A friend from college once let me borrow his copy of The Shining TV miniseries, Stephen King’s response to Stanley Kubrick’s 1980 rendition which ignored some aspects of the original novel. While Stanley Kubrick is one of my favorite filmmakers of all-time, the way he treated Shelly Duvall was pure garbage. As someone who aspires to make films, I take notes from incidents like those as examples of how not to treat actors. While, I think The Shining is one of the greatest horror films of all-time, King did not feel the same.
Unfortunately, I found King’s miniseries incredibly lackluster and cheesy. By the time, I reached the last disc I was only watching because my friend told me he really loved the miniseries so I wanted to at least watch the entire thing before I made a final judgment call.
I have read the original novel of The Shining, but have not read Doctor Sleep, which was adapted last year into a film starring Ewan McGregor as a grown-up Danny Torrance. Mike Flanagan’s script and directing attempts to bridge both The Shining film and novel together in a way that honors Kubrick’s and King’s vision at the same time. Flanagan succeeds for the most part in creating a worthwhile sequel. The scares were lacking compared to the original Shining, but I enjoy the humanity explored in Doctor Sleep, something that Stephen King felt was underwhelming in Kubrick’s version.
I cared for Danny, I wanted to see him recover from his alcoholism and find a way to manage his “shine.” The film opens with flashbacks from The Shining (using lookalike actors) before Dick Halloran (originally played by Scatman Crothers, here played by Carl Lumby) gives Danny a way to get rid of the Overlook’s horrible ghosts who live on in his memory. Fast-forward years later and Dan is washed out on booze. He finds solace in a small New Hampshire town where a friendly stranger named Billy (Cliff Curtis) finds him a job and a place to stay.
Meanwhile in the same town, a young girl named Abra has her own “shining,” but has to repress it to maintain peace with her parents. A traveling cult further away from our 2 leads known as “True Knot” senses the power Abra holds and tries to find her in order to feed on her shine or “steam,” as they call it. The True Knot cult are some sick folks. They are led by Rose the Hat (Rebecca Ferguson in a complete 180 from her character in the Mission Impossible movies). Other members of the cult include Rose’s lover and right-hand man Crow Daddy (Zach McClarnon), and Snakebite Andi (Emily Alyn Lind), a teenager with the ability to physically control people.
True Knot proves to be a worthy adversary to Danny and Abra who eventually team up together to take them down. The cult’s work is cut out for them, however, due to Abra’s high shining power which is more powerful than Danny’s, present or past.

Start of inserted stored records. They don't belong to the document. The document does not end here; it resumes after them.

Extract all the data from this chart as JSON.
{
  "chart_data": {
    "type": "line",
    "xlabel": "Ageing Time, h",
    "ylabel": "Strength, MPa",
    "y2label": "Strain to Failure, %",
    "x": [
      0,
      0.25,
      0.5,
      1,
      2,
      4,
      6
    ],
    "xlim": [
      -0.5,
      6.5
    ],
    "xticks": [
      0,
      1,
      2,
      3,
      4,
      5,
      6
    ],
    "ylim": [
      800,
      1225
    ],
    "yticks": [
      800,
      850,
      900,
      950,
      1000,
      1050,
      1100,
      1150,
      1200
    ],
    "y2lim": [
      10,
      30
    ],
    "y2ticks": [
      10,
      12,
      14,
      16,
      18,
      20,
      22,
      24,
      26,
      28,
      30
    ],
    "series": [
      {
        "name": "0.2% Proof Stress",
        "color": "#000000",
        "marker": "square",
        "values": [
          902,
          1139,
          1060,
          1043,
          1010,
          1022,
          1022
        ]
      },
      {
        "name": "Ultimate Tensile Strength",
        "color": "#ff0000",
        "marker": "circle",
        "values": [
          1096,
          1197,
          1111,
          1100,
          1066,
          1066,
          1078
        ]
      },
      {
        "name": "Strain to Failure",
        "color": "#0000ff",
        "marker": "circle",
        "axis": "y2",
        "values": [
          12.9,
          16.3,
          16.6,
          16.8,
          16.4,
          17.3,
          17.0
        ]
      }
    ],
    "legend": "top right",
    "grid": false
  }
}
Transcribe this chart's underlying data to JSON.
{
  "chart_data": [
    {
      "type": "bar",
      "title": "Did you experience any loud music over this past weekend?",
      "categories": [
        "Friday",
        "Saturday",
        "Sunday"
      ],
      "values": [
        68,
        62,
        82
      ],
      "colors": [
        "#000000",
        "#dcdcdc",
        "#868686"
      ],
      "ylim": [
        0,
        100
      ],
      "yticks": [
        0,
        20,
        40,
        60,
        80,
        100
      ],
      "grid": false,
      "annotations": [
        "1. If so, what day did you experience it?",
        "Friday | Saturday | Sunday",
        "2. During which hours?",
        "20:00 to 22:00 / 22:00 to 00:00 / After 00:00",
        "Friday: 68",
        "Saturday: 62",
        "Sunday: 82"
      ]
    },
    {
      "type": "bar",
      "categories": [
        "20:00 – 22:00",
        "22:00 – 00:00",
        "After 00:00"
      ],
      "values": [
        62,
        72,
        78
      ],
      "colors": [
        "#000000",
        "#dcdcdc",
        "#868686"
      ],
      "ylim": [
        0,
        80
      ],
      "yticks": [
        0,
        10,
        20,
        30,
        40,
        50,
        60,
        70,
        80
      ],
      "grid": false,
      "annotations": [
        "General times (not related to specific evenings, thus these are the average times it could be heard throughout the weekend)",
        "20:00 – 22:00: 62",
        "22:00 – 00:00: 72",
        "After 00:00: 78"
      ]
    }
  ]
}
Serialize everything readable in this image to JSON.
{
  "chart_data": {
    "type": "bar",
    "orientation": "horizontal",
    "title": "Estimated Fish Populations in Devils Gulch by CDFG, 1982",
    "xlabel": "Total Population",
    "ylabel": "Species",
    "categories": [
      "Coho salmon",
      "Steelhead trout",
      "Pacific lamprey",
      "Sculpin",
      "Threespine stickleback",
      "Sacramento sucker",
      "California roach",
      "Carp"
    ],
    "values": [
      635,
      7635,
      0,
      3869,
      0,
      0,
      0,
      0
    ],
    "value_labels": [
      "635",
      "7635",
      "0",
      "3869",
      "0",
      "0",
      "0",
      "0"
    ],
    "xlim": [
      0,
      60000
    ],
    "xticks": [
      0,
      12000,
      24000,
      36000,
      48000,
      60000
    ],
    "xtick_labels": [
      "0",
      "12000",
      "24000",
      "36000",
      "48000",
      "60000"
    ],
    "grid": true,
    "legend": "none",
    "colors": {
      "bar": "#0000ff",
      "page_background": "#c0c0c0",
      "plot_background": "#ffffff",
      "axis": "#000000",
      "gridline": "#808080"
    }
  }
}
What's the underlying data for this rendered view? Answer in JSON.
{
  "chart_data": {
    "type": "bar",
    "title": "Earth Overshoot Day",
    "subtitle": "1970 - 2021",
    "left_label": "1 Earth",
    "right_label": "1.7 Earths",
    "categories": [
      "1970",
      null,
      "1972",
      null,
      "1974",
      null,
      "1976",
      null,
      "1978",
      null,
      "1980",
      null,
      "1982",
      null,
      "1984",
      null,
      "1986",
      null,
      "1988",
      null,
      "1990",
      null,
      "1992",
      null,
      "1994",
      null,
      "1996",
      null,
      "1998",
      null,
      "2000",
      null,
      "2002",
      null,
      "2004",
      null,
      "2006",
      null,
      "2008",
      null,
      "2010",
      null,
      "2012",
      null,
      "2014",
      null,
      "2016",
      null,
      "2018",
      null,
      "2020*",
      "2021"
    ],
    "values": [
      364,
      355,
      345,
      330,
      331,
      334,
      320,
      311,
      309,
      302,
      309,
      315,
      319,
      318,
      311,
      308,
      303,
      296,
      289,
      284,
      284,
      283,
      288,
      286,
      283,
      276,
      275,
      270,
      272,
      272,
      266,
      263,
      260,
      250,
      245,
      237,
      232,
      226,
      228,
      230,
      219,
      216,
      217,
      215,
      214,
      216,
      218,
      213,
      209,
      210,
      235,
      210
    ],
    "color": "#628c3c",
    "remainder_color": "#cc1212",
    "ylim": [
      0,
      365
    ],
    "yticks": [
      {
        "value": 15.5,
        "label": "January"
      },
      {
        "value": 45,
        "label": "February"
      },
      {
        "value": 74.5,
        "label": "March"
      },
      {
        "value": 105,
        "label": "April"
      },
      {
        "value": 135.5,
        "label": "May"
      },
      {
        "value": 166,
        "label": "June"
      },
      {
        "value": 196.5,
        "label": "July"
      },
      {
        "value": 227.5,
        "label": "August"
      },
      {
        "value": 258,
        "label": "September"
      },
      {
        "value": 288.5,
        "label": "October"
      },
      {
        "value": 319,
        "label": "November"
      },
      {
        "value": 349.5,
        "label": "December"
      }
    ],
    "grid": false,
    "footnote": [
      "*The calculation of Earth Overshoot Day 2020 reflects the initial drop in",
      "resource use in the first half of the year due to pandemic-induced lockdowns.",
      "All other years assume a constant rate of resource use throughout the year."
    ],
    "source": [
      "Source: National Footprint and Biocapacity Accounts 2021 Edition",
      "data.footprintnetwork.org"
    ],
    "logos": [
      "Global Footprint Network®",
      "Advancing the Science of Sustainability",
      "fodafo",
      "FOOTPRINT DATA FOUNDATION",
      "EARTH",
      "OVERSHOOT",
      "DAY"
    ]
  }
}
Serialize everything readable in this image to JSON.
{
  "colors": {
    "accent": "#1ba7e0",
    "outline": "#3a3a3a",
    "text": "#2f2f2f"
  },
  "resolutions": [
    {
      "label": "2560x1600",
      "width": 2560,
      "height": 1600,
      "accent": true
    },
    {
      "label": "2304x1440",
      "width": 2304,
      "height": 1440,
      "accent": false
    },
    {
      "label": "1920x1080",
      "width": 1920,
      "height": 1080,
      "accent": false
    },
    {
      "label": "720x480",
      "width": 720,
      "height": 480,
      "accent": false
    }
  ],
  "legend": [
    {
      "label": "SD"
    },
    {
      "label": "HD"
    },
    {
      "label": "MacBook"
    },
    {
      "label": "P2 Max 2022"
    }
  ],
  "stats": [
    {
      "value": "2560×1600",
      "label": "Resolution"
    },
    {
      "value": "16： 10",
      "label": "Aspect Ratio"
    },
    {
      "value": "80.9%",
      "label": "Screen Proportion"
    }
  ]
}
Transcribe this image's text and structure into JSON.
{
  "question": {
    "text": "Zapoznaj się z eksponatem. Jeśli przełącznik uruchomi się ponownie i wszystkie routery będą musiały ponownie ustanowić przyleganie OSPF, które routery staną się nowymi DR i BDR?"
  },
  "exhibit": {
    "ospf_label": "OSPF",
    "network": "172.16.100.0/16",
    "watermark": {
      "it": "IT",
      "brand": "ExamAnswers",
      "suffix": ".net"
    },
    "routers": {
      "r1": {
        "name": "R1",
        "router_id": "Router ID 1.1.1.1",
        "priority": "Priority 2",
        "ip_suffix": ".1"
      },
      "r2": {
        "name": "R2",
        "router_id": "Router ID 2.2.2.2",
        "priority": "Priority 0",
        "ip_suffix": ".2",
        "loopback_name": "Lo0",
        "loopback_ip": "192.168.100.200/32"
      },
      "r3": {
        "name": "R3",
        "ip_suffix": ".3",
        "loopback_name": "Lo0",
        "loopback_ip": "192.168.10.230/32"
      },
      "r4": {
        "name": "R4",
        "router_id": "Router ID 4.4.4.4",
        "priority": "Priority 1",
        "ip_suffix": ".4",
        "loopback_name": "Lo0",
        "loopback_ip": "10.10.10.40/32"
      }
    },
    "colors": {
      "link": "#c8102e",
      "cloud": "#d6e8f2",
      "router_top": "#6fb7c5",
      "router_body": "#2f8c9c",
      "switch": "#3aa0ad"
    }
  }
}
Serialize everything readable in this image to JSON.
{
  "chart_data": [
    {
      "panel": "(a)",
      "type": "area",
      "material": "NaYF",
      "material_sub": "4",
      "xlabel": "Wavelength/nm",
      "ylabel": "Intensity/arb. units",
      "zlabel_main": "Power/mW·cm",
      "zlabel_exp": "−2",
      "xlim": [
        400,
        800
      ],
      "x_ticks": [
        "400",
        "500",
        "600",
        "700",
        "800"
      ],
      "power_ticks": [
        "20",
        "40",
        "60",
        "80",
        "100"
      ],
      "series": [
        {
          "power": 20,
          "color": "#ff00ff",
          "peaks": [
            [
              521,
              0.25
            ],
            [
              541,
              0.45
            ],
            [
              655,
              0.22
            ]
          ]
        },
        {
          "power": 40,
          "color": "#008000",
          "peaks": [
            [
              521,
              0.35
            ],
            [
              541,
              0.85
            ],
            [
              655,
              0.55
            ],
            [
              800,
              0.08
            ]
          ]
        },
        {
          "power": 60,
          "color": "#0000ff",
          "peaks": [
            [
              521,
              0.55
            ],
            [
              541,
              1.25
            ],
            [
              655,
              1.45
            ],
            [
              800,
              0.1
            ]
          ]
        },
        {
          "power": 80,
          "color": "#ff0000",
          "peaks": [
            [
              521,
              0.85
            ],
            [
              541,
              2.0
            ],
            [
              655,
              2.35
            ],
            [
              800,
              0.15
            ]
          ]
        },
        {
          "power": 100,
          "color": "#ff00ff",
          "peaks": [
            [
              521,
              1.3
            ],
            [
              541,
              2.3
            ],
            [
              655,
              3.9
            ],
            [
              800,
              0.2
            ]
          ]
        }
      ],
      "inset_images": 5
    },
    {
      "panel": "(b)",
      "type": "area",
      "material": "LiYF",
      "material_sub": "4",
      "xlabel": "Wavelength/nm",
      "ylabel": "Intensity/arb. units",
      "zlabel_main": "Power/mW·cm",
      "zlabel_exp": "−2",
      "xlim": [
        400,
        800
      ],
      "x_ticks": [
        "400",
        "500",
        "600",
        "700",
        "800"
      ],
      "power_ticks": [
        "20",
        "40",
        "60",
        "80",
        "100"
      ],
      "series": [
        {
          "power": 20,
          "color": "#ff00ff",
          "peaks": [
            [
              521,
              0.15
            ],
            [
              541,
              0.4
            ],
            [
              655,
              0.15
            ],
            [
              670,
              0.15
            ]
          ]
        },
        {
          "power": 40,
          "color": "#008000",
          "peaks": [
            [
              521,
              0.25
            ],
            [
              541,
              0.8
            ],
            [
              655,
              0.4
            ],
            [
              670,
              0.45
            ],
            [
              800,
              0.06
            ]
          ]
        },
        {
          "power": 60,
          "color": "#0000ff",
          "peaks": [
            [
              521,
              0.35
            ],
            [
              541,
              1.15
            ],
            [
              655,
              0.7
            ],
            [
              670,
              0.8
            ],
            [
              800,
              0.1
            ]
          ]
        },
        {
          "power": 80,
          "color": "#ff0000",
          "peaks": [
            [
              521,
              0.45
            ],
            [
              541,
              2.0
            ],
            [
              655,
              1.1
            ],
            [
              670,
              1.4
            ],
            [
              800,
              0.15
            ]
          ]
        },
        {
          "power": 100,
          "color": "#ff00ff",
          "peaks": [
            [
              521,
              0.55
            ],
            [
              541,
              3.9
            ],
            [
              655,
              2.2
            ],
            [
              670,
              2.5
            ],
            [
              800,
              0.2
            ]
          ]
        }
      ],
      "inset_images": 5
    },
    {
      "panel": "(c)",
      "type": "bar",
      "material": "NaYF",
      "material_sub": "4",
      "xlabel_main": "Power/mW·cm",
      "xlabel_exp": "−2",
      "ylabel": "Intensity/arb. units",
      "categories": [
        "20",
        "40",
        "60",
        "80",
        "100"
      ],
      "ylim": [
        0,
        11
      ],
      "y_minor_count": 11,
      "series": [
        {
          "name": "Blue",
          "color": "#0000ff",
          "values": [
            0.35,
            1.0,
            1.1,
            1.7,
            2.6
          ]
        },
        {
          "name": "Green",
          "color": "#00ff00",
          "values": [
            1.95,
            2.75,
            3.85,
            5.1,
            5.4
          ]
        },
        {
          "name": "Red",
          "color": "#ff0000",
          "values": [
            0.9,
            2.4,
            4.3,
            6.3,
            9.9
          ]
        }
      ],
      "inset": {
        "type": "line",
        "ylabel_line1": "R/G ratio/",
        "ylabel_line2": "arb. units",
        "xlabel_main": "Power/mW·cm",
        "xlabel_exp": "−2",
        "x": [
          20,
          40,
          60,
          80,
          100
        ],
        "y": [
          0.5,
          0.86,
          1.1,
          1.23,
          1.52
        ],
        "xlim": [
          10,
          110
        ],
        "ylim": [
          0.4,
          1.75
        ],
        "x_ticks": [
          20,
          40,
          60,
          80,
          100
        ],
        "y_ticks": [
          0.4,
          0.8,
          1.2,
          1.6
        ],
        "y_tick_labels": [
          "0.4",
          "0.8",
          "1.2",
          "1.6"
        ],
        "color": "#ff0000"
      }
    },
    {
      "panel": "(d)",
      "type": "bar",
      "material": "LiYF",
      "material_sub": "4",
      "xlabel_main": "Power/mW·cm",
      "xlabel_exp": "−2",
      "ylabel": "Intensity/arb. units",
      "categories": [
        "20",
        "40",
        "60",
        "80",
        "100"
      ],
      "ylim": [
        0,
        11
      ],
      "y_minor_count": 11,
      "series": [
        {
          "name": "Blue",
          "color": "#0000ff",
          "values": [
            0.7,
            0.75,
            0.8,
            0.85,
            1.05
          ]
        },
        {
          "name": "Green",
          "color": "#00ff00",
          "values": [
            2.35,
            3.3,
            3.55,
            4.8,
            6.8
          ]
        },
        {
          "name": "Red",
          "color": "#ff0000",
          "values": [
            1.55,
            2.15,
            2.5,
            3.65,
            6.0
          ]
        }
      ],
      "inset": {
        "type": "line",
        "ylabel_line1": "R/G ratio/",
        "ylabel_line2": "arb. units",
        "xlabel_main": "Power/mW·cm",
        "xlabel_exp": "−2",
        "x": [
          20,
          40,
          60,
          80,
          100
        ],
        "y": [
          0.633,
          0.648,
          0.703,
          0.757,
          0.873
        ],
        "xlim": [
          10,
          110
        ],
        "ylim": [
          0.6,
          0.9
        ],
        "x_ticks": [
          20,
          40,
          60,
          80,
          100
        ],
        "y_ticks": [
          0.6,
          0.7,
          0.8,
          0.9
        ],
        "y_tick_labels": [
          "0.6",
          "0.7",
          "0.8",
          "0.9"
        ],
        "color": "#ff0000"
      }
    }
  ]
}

It was great to see a Black girl at the center of this film. Kyliegh Curran, the child actor who played Abra did a phenomenal job. I am a sucker for seeing powerful Black characters in cinema and Abra really made Rose and company work to try and outsmart her. Also great was Ewan McGregor’s performance as Danny. He really conveyed a man with post-traumatic stress disorder convincingly as I was constantly rooting for him to overcome his inner demons. The rest of the cast did a great job as well. It was great to see Zach McClarnon because I loved him as Hanzee in season 2 of Fargo. Also, be on the lookout for a cameo from Jacob Tremblay.
Unfortunately, Doctor Sleep didn’t chill me to the bone the way The Shining does every year when I watch it around Halloween. One particular moment involving True Knot feeding on some “steam” shook me, but was more disturbing than outright terrifying. A few elements from the original Shining reappear, but I don’t want to reveal anything more.
Upon reading some of the differences between the novel and the movie, I was disappointed that the movie missed out on adding a few interesting plot developments. For example, in the novel Danny and Abra were actually uncle and niece, making their strong connection even more believable. Overall though, Doctor Sleep is a thrilling sequel that should appease fans of Stephen King’s novel and Stanley Kubrick’s film. The acting performances from McGregor (which is Golden Globe worthy in my opinion), Curran (also Golden Globe worthy to me), Ferguson, and McClarnon work well within a compelling story that honors the legacy of Kubrick and King.